The stunning and naturalistic debut feature by Amman Abbasi, the son of Pakistani immigrants who grew up in Arkansas, this gives us another insight into life in poverty-stricken black America. It tells the story of a 13-year-old teen, struggling after his older brother’s death, falling in with a violent gang, and looking to belong. "What starts off with the raw, unfabricated feel of a docudrama," said film critic Michael Retchschaffen, "becomes increasingly infused with a heightened realism often bordering on the surreal."

120BPM

It’s hard to think of a film with more radical and sexual energy than Robin Campillo’s 120BPM. This is a film, which has been described as “proudly queer”, which didn’t try to woo a non-LGBT audience, but which nevertheless crossed over into the mainstream, taking the French box office by storm, and winning the grand jury prize at Cannes. 120BPM tells the story of ACT UP Paris, the Aids activist collective of which he was a member in the 1990s. Campillo has said: “When I joined ACT UP in 1992, it had been created because we were tired of being the poor gay guys who were victims of the epidemic. We decided to become the evil fags and dykes. We didn’t care about giving a good image of homosexuality to the rest of society.
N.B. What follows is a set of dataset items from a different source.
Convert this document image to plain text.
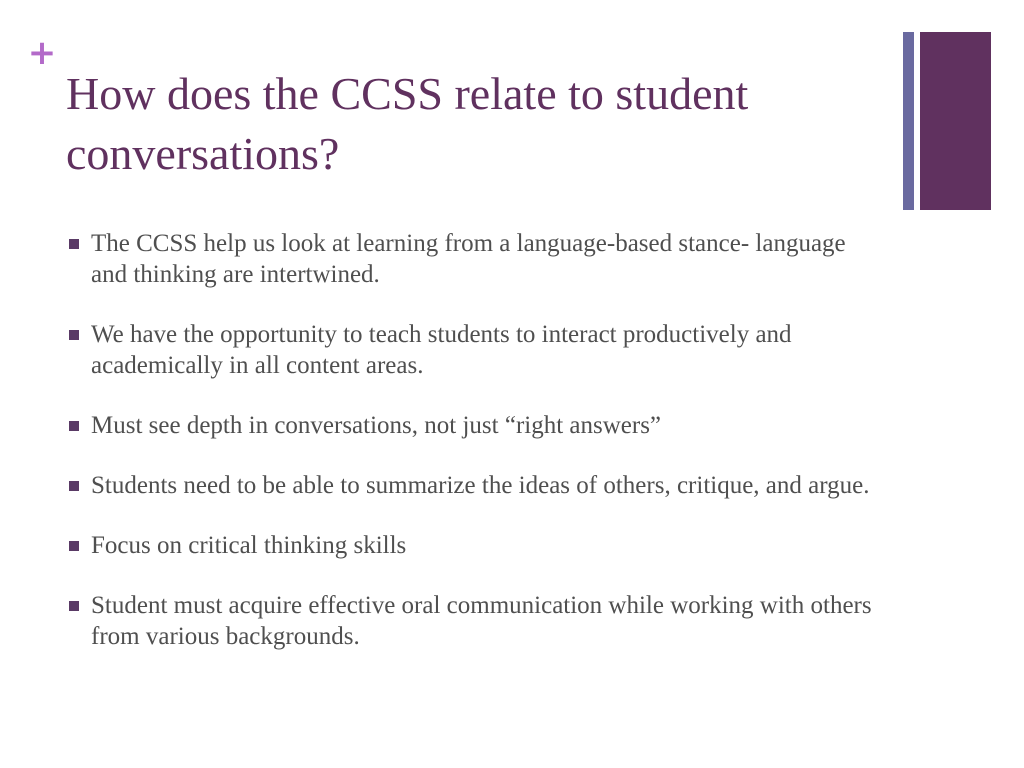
+
How does the CCSS relate to student conversations?
The CCSS help us look at learning from a language-based stance- language and thinking are intertwined.
We have the opportunity to teach students to interact productively and academically in all content areas.
Must see depth in conversations, not just “right answers”
Students need to be able to summarize the ideas of others, critique, and argue.
Focus on critical thinking skills
Student must acquire effective oral communication while working with others from various backgrounds.
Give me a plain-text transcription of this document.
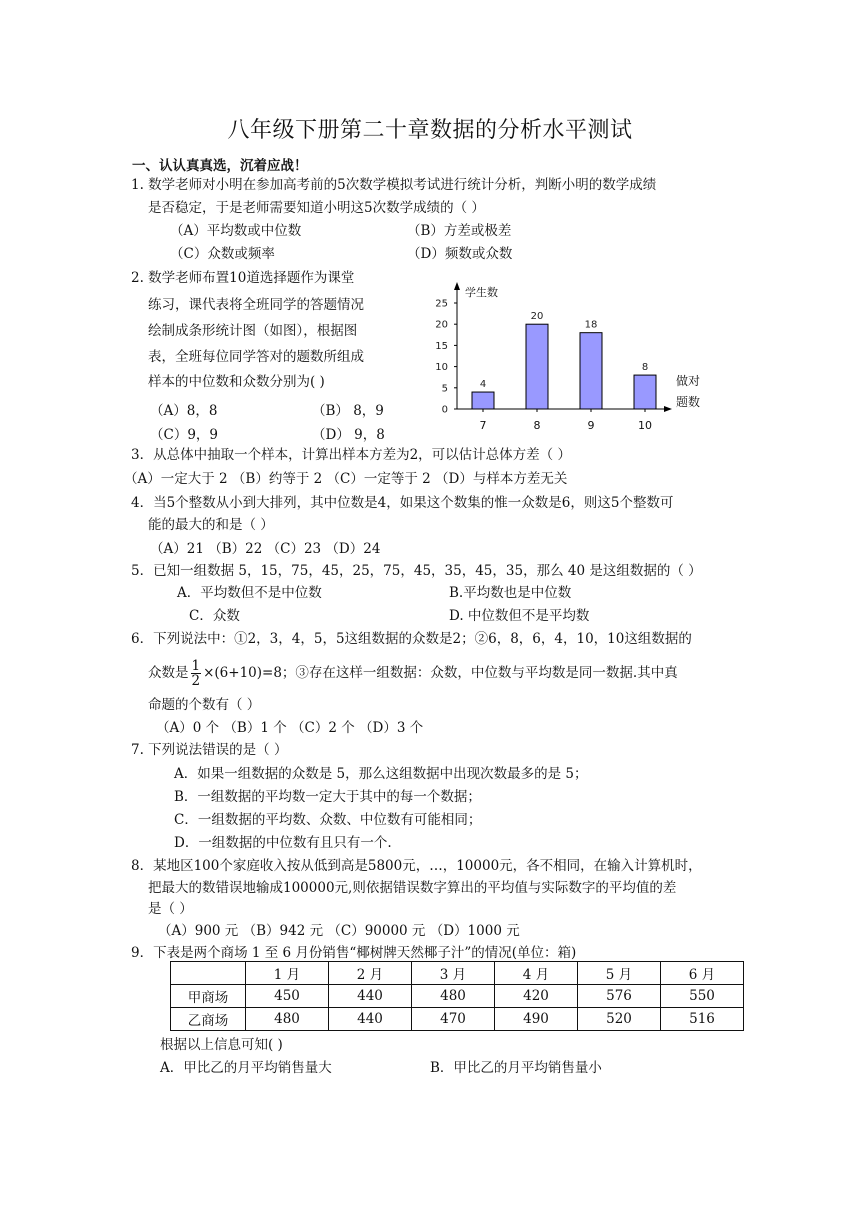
八年级下册第二十章数据的分析水平测试
一、认认真真选，沉着应战！
1. 数学老师对小明在参加高考前的5次数学模拟考试进行统计分析，判断小明的数学成绩
是否稳定，于是老师需要知道小明这5次数学成绩的（ ）
（A）平均数或中位数	（B）方差或极差
（C）众数或频率	（D）频数或众数
2. 数学老师布置10道选择题作为课堂
练习，课代表将全班同学的答题情况
绘制成条形统计图（如图），根据图
表，全班每位同学答对的题数所组成
样本的中位数和众数分别为( )
（A）8，8	（B） 8，9
（C）9，9	（D） 9，8
0
5
10
15
20
25
学生数
4
7
20
8
18
9
8
10
做对
题数
3．从总体中抽取一个样本，计算出样本方差为2，可以估计总体方差（ ）
（A）一定大于 2 （B）约等于 2 （C）一定等于 2 （D）与样本方差无关
4．当5个整数从小到大排列，其中位数是4，如果这个数集的惟一众数是6，则这5个整数可
能的最大的和是（ ）
（A）21 （B）22 （C）23 （D）24
5．已知一组数据 5，15，75，45，25，75，45，35，45，35，那么 40 是这组数据的（ ）
A．平均数但不是中位数	B.平均数也是中位数
C．众数	D. 中位数但不是平均数
6．下列说法中：①2，3，4，5，5这组数据的众数是2；②6，8，6，4，10，10这组数据的
众数是 $\frac{1}{2} \times(6+10)=8$；③存在这样一组数据：众数，中位数与平均数是同一数据.其中真
命题的个数有（ ）
（A）0 个 （B）1 个 （C）2 个 （D）3 个
7. 下列说法错误的是（ ）
A．如果一组数据的众数是 5，那么这组数据中出现次数最多的是 5；
B．一组数据的平均数一定大于其中的每一个数据；
C．一组数据的平均数、众数、中位数有可能相同；
D．一组数据的中位数有且只有一个.
8．某地区100个家庭收入按从低到高是5800元，…，10000元，各不相同，在输入计算机时，
把最大的数错误地输成100000元,则依据错误数字算出的平均值与实际数字的平均值的差
是（ ）
（A）900 元 （B）942 元 （C）90000 元 （D）1000 元
9．下表是两个商场 1 至 6 月份销售“椰树牌天然椰子汁”的情况(单位：箱)
	1 月	2 月	3 月	4 月	5 月	6 月
甲商场	450	440	480	420	576	550
乙商场	480	440	470	490	520	516
根据以上信息可知( )
A．甲比乙的月平均销售量大	B．甲比乙的月平均销售量小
So, when I did this film, I tried to reconnect to that type of legitimacy.”

A Fantastic Woman

One of the big stories of this year’s Oscars has been the nomination for best foreign language film of A Fantastic Woman, Chilean director Sebastian Lelio’s drama starring the magnetic trans actress, Daniela Vega. Lelio has said he couldn’t have made the film without the star, who plays a trans woman who, when her older lover, Orlando dies, finds herself blocked from expressing her grief by institutions and Orlando’s family, under suspicion, and humiliated and degraded.

A Letter to the President

A Letter to the President didn’t get an Oscar nomination, though it was the Afghan foreign language film submission. The second feature by Roya Sadat, the country’s first female direct to emerge in post-Taliban times, it follows the story of a female police chief who accidentally kills her abusive husband and is sentenced to death. As Guy Lodge writing in Variety put it: "Its furious rallying cry against a corrupt patriarchy will, however, resonate with audiences across the globe.”

Zama

Argentinian director Lucrecia Martel, hasn't made a film since The Headless Woman nine years ago, then she comes back with this wonder of a drama, an adaptation of a novel by Antonio Di Benedetto about an 18th-century Spanish colony perched on the Asuncion coast. Film writer Xan Brooks described it as a "left-field masterpiece; a picture that’s antic, sensual and strange, with a top-note of menace and a malarial air".